As Lifehacker’s Jordan Calhoun argues in this post about the topic from February:
Should you continue making regular payments on your federal loan to reduce your principal? Unless you’re flush with cash, the answer is “no.”
The argument is that with zero-percent interest rates on student loans, it’s actually safer to temporarily put aside dedicated loan payment cash into low-risk savings or an emergency fund, in case the pandemic gets worse. The key thing is to not spend the money at all (except for emergencies), as you would still owe the same outstanding balance and need to make payments against it once the payment freeze was lifted.
Consider saving that money instead, making an extra-large safety net for yourself if possible.
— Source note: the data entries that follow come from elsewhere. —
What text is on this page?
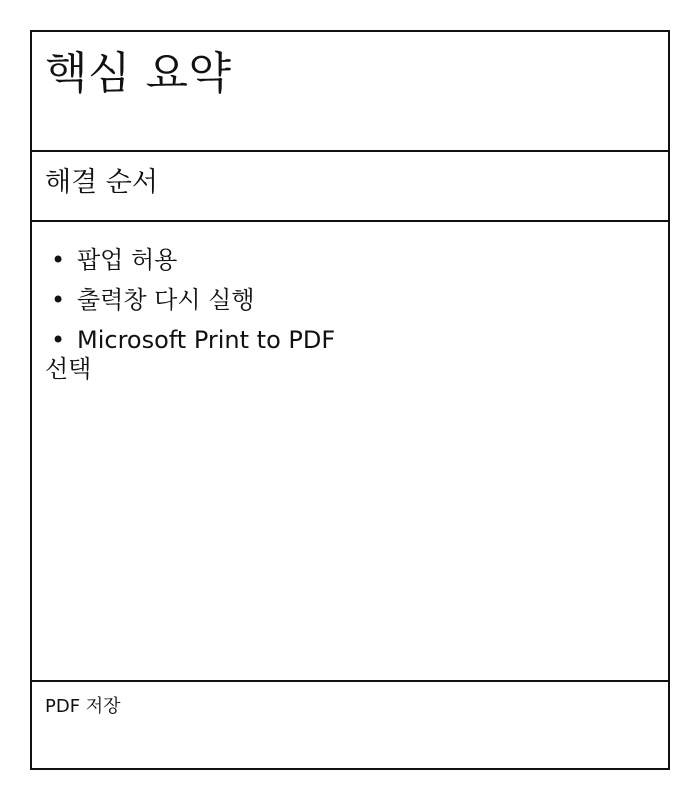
핵심 요약
해결 순서
• 팝업 허용
• 출력창 다시 실행
• Microsoft Print to PDF
선택

PDF 저장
Then, if you don’t need it, you can pay a big lump sum on Sept. 29, or whatever day interest charges ultimately resume.
As Ashley Norwood-Struppa, from the AccessLex Center for Education and Financial Capability, told CNBC Select:
If forgiveness is announced in the future, you would have cushioned your emergency fund and didn’t lose out on any loan forgiveness benefits. If forgiveness does not occur, you can decide if taking the amount you saved and paying down your student loans makes financial sense for you.
In light of Biden’s legal review: If your student loan balance is less than $50,000, you might want to hold off on any lump sum repayment until student loan repayment moratorium expires in October, or when there’s more clarity on whether loan forgiveness will happen. Even if there’s, say, a 1% chance of $50,000 student loan forgiveness actually happening, why not wait and see?
Of course, this is just one approach (Bankrate has a good overview of all your other options, including further avenues for debt relief here) and it should never interfere with your ability to pay off your student debt.